Pledge or charge: In the case of a financial obligation by way of pledge, the Indian entity may pledge the equity of the foreign entity that it holds directly in the foreign entity in favor of an Authorized Dealer Bank [“AD”] or a public financial institution in India or an overseas creditor, for itself or any foreign entity in which he conducted ODI received fund or non-fund resources.

Acquisition or transfer- Deferred payments

The payment of the consideration amount for the share capital may be postponed for a certain period from the date of conclusion of the contract, provided that the foreign securities corresponding to the total consideration are transferred or issued by the seller to the buyer in advance and the full and final assessment is in accordance with the applicable price guidelines.

Obligations of Indian Residents

If an Indian resident’s investment in the share capital of a foreign entity is categorized as ODI, the investment will be recognized as ODI even if it falls below 10% of the paid-up share capital or the person loses control of the foreign business. In addition, any Indian resident who has acquired and continues to hold share capital in any foreign company may invest in the share capital issued by such company as a rights issue or acquire bonus shares subject to the conditions specified in these rules.

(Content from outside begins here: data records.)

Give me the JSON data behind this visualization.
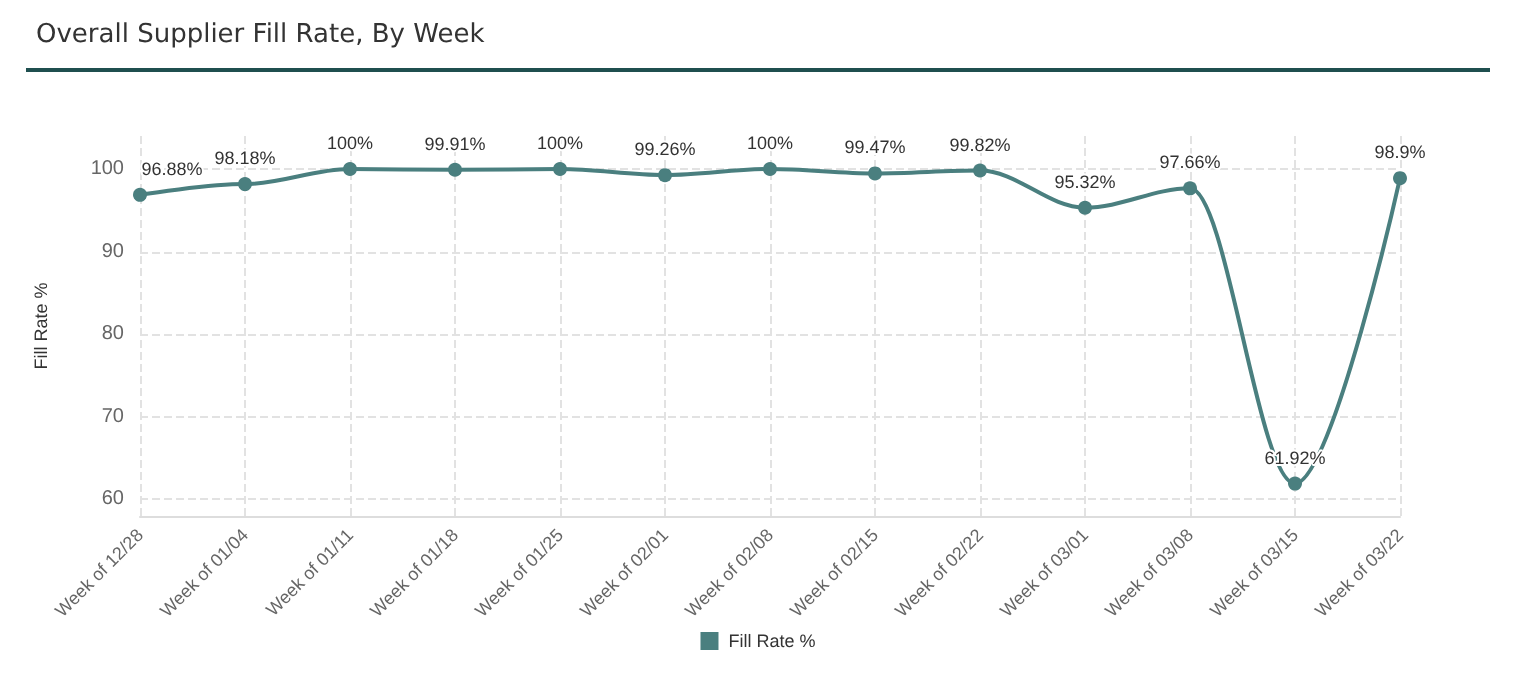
{
  "chart_data": {
    "type": "line",
    "title": "Overall Supplier Fill Rate, By Week",
    "ylabel": "Fill Rate %",
    "categories": [
      "Week of 12/28",
      "Week of 01/04",
      "Week of 01/11",
      "Week of 01/18",
      "Week of 01/25",
      "Week of 02/01",
      "Week of 02/08",
      "Week of 02/15",
      "Week of 02/22",
      "Week of 03/01",
      "Week of 03/08",
      "Week of 03/15",
      "Week of 03/22"
    ],
    "series": [
      {
        "name": "Fill Rate %",
        "color": "#4a7f7f",
        "values": [
          96.88,
          98.18,
          100,
          99.91,
          100,
          99.26,
          100,
          99.47,
          99.82,
          95.32,
          97.66,
          61.92,
          98.9
        ],
        "value_labels": [
          "96.88%",
          "98.18%",
          "100%",
          "99.91%",
          "100%",
          "99.26%",
          "100%",
          "99.47%",
          "99.82%",
          "95.32%",
          "97.66%",
          "61.92%",
          "98.9%"
        ]
      }
    ],
    "ylim": [
      58,
      104
    ],
    "yticks": [
      60,
      70,
      80,
      90,
      100
    ],
    "grid": true,
    "legend": "bottom",
    "marker": "circle",
    "line_style": "solid"
  }
}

Reporting requirements for foreign investments

A report on overseas portfolio investments or transfers must be filed within 60 days of the end of the half-year in which such investment or transfer occurred, either in September or March. In addition, each foreign firm must submit an annual performance report by December 31 of each year.

Process for reporting overseas investment requirements

A person resident in India who is interested in investing or reducing investment or any financial commitment in a foreign entity shall report to the following:

  • Financial Commitment: At the time of making an external payment or financial commitment, whichever is before.
  • Cancellation of investments: Sales proceeds will be realized within 30 days.
  • Restructuring: Restructuring shall take place within 30 days from the date of such restructuring

The report must be submitted within 60 days of the date of such transfer by the resident. The Foreign Exchange Management (Overseas Investments) Regulations 2022 require an Indian resident who owns equity in a foreign entity to file an annual performance report or APR for such investment. The report must be given due consideration of the procedure and should be submitted to the Ministry of Statistics and Information Management, RBI.

Reporting delay

A late filing fee must be paid in case of late reporting. This option is available for a maximum of 3 years from the date of application.

Limitation of other financial obligations

An Indian resident who has entered into a financial obligation to a foreign entity under the Act or its rules or regulations shall not make any further financial obligations, whether the fund or otherwise, directly or indirectly, to such foreign entity or transfers of such investment until any remediation of any delay in reporting.

Get your RBI Compliances Final words

In collaboration with the Reserve Bank, the Government of India undertook a comprehensive exercise to simplify these regulations. The Draft Foreign Exchange Management (Overseas Investment) Rules and the Foreign Exchange Management (Overseas Investment) Regulations were also made available for public comment. Given the changing needs of Indian businesses in an increasingly interconnected global market, Indian corporations must engage with the global value chain.

The updated FDI regulatory framework simplifies the existing FDI framework and is linked to current business and economic trends. Clarity on overseas direct investment and overseas portfolio investment has been introduced, and several transactions related to overseas investment, which were previously subject to clearance, are now subject to automatic approval, greatly facilitating the ease of doing business.